Давление на следственную группу нарастало с каждым днем. Все ждали новых скандальных арестов, но… они не последовали. Более того, началась утечка информации из самой следственной группы: выяснилось, что никаких оснований держать в изоляторе тех, кто к этому моменту был уже арестован, нет. Адвокатам Мовсисяна и Арутюняна не представили ни единого факта, подтверждающего хоть какую-то причастность их подзащитных к преступлению. К марту-апрелю Гагик Джаангирян оказался в весьма затруднительной ситуации. На него давили те, кто всячески хотел использовать следствие для моей отставки, требуя новых арестов и скандальных разоблачений. А оснований для арестов и материалов для разоблачений не было! Джаангирян метался между семьями Вазгена и Демирчяна, «Еркрапа» и РПА, оказавшись перед трудным выбором. Поддаться давлению и пойти на полную фальсификацию следственных действий? Но это значит сделать всю следственную группу преступниками. Или остановиться, не переходить черту, за которой велик риск самому оказаться на скамье подсудимых? Воинственные заявления военного прокурора, звучавшие сразу после создания следственной группы, сменились неуверенными, размазанными и уклончивыми сообщениями о ходе следствия. Это стало явным индикатором его выбора.
Однажды в начале марта Джаангирян умудрился оказаться на совместной пресс-конференции с руководителями РПА и НПА сразу после расширенного заседания Совета «Еркрапа». Они требовали, чтобы я отправил в отставку Сержа Саргсяна и Тиграна Нагдаляна, руководителя Первого канала телевидения.
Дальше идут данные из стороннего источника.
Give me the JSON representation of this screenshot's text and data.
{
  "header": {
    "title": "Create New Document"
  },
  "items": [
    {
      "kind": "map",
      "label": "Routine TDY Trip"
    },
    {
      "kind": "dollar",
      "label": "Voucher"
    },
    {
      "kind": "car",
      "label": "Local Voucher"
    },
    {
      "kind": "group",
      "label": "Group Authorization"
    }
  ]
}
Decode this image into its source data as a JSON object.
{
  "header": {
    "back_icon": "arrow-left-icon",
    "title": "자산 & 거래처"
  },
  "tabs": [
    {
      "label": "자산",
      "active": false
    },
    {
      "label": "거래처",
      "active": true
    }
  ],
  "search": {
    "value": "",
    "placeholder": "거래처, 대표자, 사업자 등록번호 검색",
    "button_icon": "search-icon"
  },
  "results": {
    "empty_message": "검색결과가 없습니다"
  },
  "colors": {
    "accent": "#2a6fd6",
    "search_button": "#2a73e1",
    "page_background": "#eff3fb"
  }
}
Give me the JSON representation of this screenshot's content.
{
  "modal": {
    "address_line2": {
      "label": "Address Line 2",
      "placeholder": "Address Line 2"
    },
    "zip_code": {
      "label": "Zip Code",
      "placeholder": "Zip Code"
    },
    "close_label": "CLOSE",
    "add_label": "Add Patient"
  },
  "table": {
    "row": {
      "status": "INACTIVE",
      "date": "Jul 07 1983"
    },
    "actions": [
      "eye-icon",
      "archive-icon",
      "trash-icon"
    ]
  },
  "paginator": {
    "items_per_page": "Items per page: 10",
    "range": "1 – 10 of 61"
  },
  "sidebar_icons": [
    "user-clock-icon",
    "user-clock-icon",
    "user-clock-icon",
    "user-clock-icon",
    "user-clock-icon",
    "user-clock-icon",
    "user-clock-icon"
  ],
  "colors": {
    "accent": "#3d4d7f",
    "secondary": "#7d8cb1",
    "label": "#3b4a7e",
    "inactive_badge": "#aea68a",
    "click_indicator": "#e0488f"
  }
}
Присутствие Джаангиряна на подобном мероприятии выходило за рамки прокурорских обязанностей, о чем мне пришлось ему напомнить. Он попытался выкрутиться: промямлил что-то невнятное о том, что, мол, на него давили, он не сумел увернуться и якобы вообще пошел туда, чтобы удержать людей от необдуманных поступков.
В апреле суд отказался продлить меру пресечения Алику Арутюняну из-за отсутствия оснований держать его под арестом. Позднее были освобождены и другие люди, арестованные по надуманным обвинениям: вся их вина заключалась лишь в факте знакомства с Унаняном. Надежда на громкое дело о глобальном заговоре таяла на глазах, и это не на шутку встревожило всех, кто пытался на этой волне добиться смены власти. В минобороны, Сардарапате, Цахкадзоре[90]
и в других местах начались многочасовые собрания недовольных: люди писали заявления, требовали привлечь к ответу организаторов теракта, подразумевая под этим меня и Сержа. Распространяли слухи, что Вазгена убрали спецслужбы – якобы он выступал против решения карабахского вопроса. Борьба за власть, а значит – за мою отставку, стала открытой и агрессивной, началось целенаправленное раскачивание внутриполитической обстановки.Напряжение мое было колоссальным, загруженность – запредельной. Кроме собственных функций, мне приходилось заниматься вопросами безопасности и заброшенной премьером экономикой. И все это – в гнетущей внутриполитической атмосфере. И вдруг вечером 22 марта раздается звонок из Карабаха: совершенно покушение на Аркадия Гукасяна. Сказали, что он тяжело ранен, но жизни не угрожает опасность. Раздроблены кости на обеих ногах ниже колен, готовятся к операции. Первая мысль: вот черт, только этого нам не хватало! Агван Овсепян попросился сам поехать в Степанакерт для оказания помощи в расследовании, туда же направили группу спецназа МНБ. Докладывали мне по несколько раз в день. В течение суток арестовали всех причастных к покушению, в том числе – по подозрению в его организации – Самвела Бабаяна.
Поскольку кабинет министра обороны превратился в штаб заговорщиков, я в середине марта своими указами обновил командный состав МО, чтобы оградить войска от вовлечения в политику. В апреле Гагик Джаангирян вдруг пожаловался мне: парламент пытается устроить из расследования политическое шоу, что мешает работе следственной группы. Он попросил меня избавить его от обязанности докладывать в парламенте о ходе следствия. Просьбу военного прокурора я выполнил, дав ему официальную рекомендацию отменить эти доклады.